Lynne Featherstone's suggestion that The Sun's page 3 can help fuel domestic violence has been backed up by women's groups, which warn pictures of topless women in national newspapers only serve to undermine female equality.
Women's Aid's deputy chief executive Nicki Norman told The Huffington Post UK that page 3 "sends out a strong [negative] message" to women.
"While domestic violence isn't caused directly by page 3, violence against women is a cause and consequence of women's inequality, and the page 3 phenomenon is one example of how women are objectified in the media and sends out a strong message that they should not be valued or respected," she said.
Her comments come after Lynne Featherstone, commenting on the petition to ban page 3, told The Independent on Sunday it had a "deleterious effect."
"If you are on the Tube you may find page 3 is facing you and your young daughter and you may not want that to be a role model for her," she said.
"It's about the constant drip, drip of women being sexualised in the public space [which] has a great bearing on attitudes and domestic violence."
Her comments were welcomed by the founder of the petition, Lucy Holmes, who told The Huffington Post UK: "It's exciting that MPs are coming on board to agree that boobs are not news. Lynne's view is one of scores of reasons why men and women are saying it's time for the Sun to drop page 3."
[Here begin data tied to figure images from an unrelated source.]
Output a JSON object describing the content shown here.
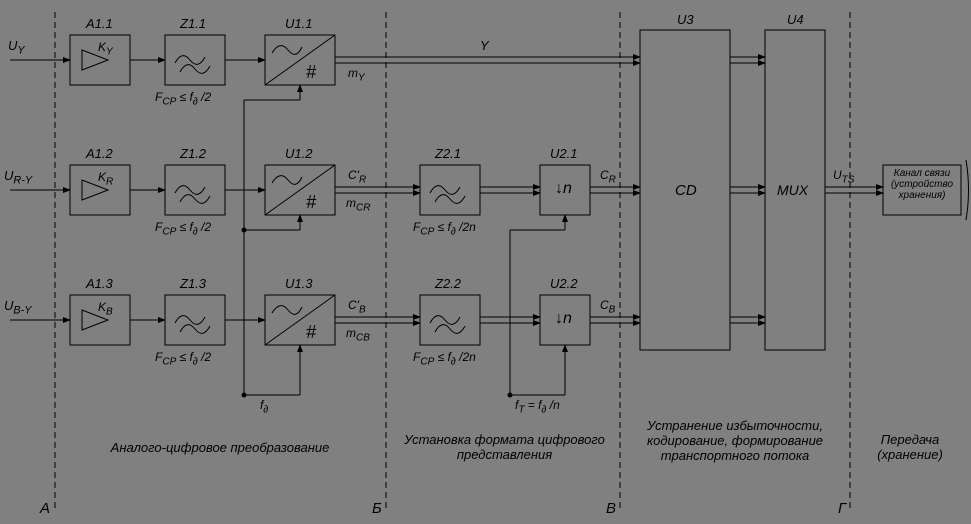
{
  "type": "flowchart",
  "background_color": "#808080",
  "stroke_color": "#000000",
  "text_color": "#000000",
  "font_family": "Arial, sans-serif",
  "font_style": "italic",
  "base_fontsize": 13,
  "inputs": {
    "uy": "U<sub>Y</sub>",
    "ury": "U<sub>R-Y</sub>",
    "uby": "U<sub>B-Y</sub>"
  },
  "rows": [
    {
      "amp_id": "A1.1",
      "amp_gain": "K<sub>Y</sub>",
      "z1_id": "Z1.1",
      "z1_note": "F<sub>CP</sub> ≤ f<sub>∂</sub> /2",
      "u1_id": "U1.1"
    },
    {
      "amp_id": "A1.2",
      "amp_gain": "K<sub>R</sub>",
      "z1_id": "Z1.2",
      "z1_note": "F<sub>CP</sub> ≤ f<sub>∂</sub> /2",
      "u1_id": "U1.2",
      "z2_id": "Z2.1",
      "z2_note": "F<sub>CP</sub> ≤ f<sub>∂</sub> /2n",
      "u2_id": "U2.1"
    },
    {
      "amp_id": "A1.3",
      "amp_gain": "K<sub>B</sub>",
      "z1_id": "Z1.3",
      "z1_note": "F<sub>CP</sub> ≤ f<sub>∂</sub> /2",
      "u1_id": "U1.3",
      "z2_id": "Z2.2",
      "z2_note": "F<sub>CP</sub> ≤ f<sub>∂</sub> /2n",
      "u2_id": "U2.2"
    }
  ],
  "downsample_label": "↓n",
  "signals": {
    "y": "Y",
    "my": "m<sub>Y</sub>",
    "cr_prime": "C'<sub>R</sub>",
    "mcr": "m<sub>CR</sub>",
    "cb_prime": "C'<sub>B</sub>",
    "mcb": "m<sub>CB</sub>",
    "cr": "C<sub>R</sub>",
    "cb": "C<sub>B</sub>",
    "uts": "U<sub>TS</sub>"
  },
  "clocks": {
    "fd": "f<sub>∂</sub>",
    "ft": "f<sub>T</sub> = f<sub>∂</sub> /n"
  },
  "u3": {
    "id": "U3",
    "label": "CD"
  },
  "u4": {
    "id": "U4",
    "label": "MUX"
  },
  "output_block": "Канал связи (устройство хранения)",
  "sections": {
    "A": {
      "letter": "А",
      "caption": "Аналого-цифровое преобразование"
    },
    "B": {
      "letter": "Б",
      "caption": "Установка формата цифрового представления"
    },
    "V": {
      "letter": "В",
      "caption": "Устранение избыточности, кодирование, формирование транспортного потока"
    },
    "G": {
      "letter": "Г",
      "caption": "Передача (хранение)"
    }
  }
}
But Neil Wallis, former deputy editor of The Sun, defended page 3, writing in a blog for The Huffington Post UK those objecting to it were "overwhelmingly white, middle-class, aged late 20s-late 30s, university educated, work in academia, meejah, public services, know what macrobiotic means and how to use a fondue set, don't watch X Factor, go to Greece on their holidays, read the Guardian and watch Channel 4 News, [and] suffer serious sense of humour loss at certain times."